Further steps to strengthen the supervisory and regulatory framework, reduce outstanding liquidity assistance, and buttress the microfinance sector will help build a more robust financial sector that is well-positioned to support growth and promote financial inclusion, he said.

Mr. Tao Zhang added that, “The authorities should tackle energy sector inefficiencies, particularly improving the management of the state-owned enterprises (SOEs).

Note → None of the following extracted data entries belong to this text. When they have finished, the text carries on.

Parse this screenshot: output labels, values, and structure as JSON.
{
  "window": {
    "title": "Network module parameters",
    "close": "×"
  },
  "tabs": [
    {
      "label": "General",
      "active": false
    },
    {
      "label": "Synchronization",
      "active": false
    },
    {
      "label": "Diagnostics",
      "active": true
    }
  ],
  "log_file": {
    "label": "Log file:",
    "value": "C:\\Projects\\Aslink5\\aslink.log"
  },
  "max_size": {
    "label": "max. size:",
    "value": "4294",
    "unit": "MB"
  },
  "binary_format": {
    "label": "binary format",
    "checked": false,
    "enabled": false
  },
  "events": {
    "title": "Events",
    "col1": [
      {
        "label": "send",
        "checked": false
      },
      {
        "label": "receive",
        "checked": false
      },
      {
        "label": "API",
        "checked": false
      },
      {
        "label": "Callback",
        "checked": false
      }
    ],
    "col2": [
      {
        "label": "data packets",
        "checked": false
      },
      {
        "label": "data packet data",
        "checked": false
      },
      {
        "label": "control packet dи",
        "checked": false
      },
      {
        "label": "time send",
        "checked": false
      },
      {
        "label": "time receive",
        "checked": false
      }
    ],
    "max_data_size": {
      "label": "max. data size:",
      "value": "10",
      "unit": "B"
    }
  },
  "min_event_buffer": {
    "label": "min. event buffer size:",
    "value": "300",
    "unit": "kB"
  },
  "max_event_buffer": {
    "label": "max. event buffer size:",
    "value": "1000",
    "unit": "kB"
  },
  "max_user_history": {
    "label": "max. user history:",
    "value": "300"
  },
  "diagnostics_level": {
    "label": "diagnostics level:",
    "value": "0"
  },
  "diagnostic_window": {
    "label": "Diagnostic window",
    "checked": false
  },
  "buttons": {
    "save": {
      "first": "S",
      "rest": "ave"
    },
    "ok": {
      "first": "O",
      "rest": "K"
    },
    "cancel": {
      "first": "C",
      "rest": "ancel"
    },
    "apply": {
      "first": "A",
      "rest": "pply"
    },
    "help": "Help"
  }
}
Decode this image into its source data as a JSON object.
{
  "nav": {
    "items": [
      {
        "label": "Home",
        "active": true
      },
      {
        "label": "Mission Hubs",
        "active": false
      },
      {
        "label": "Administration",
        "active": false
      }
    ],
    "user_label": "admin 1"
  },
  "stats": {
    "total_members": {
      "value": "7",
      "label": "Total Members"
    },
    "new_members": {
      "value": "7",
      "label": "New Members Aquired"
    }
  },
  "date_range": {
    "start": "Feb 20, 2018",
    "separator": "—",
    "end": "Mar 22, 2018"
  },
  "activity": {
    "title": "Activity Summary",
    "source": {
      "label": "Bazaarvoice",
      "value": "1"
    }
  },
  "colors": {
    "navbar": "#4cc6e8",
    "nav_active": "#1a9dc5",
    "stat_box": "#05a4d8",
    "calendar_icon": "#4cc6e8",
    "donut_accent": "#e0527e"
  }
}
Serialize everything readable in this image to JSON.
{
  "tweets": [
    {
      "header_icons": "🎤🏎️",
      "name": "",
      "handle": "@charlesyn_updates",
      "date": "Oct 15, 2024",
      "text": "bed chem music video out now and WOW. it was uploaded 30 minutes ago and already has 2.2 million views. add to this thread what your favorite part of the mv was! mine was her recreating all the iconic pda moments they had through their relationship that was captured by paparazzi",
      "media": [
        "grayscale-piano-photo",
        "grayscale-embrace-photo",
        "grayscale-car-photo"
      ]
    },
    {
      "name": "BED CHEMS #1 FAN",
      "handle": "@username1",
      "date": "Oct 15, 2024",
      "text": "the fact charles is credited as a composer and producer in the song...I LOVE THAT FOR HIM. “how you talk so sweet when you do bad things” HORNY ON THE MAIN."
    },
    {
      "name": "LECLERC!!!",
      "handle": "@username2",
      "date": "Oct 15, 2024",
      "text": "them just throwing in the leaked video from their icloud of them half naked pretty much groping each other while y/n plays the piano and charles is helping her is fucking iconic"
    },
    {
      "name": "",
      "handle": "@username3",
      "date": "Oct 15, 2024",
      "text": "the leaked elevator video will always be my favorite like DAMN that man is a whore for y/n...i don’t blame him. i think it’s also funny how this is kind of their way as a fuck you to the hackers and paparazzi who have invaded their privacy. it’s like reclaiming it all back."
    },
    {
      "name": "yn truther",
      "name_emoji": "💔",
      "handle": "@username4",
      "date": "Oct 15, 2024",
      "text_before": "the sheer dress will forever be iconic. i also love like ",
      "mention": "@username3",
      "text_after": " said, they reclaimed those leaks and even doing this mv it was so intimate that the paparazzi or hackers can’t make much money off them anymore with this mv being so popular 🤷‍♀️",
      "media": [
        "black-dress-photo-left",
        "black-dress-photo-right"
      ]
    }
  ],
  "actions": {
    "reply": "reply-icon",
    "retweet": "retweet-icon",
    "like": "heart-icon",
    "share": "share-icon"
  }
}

Ongoing debt restructuring efforts are helpful but are no substitute to stemming the SOEs’ ongoing financial losses and put them on a sustainable financial path.”

Meanwhile, the IMF Executive Board has approved the disbursement of SDR 66.42 million (about US$ 94.2 million) to help restore debt sustainability and macroeconomic stability in Ghana.

This completes the fourth review of the Extended Credit Facility (ECF) which brings total disbursements under the arrangement to SDR 398.52 million (about US$565.2 million), with the remainder being tied to the remaining reviews.

The review is aimed at fostering a return to high growth and job creation, while protecting social spending.

The Board also approved Ghana’s request for waivers of non-observance of performance criteria, and modification of one performance criterion; and the extension of the arrangement by one year.

Ghana’s three-year arrangement for SDR 664.20 million (about US$918 million or 180 percent of quota at the time of approval of the arrangement) was approved on April 3, 2015.

According to IMF Deputy Managing Director, Ghana’s macroeconomic performance over the years has been mixed; adding that policy slippages have compounded the adverse impact of shocks and resulted in significant external and domestic imbalances.

“The new government has committed to macroeconomic stability, fiscal discipline, and an ambitious reform agenda. Decisive implementation of these policies and reforms would allow Ghana to reap its economic potential and achieve higher and more inclusive growth rates. These efforts will be supported by the continued implementation of the ECF programme,” he disclosed.

Mr. Tao Zhang is convinced that the authorities have taken some encouraging steps and the economy is showing signs of recovery.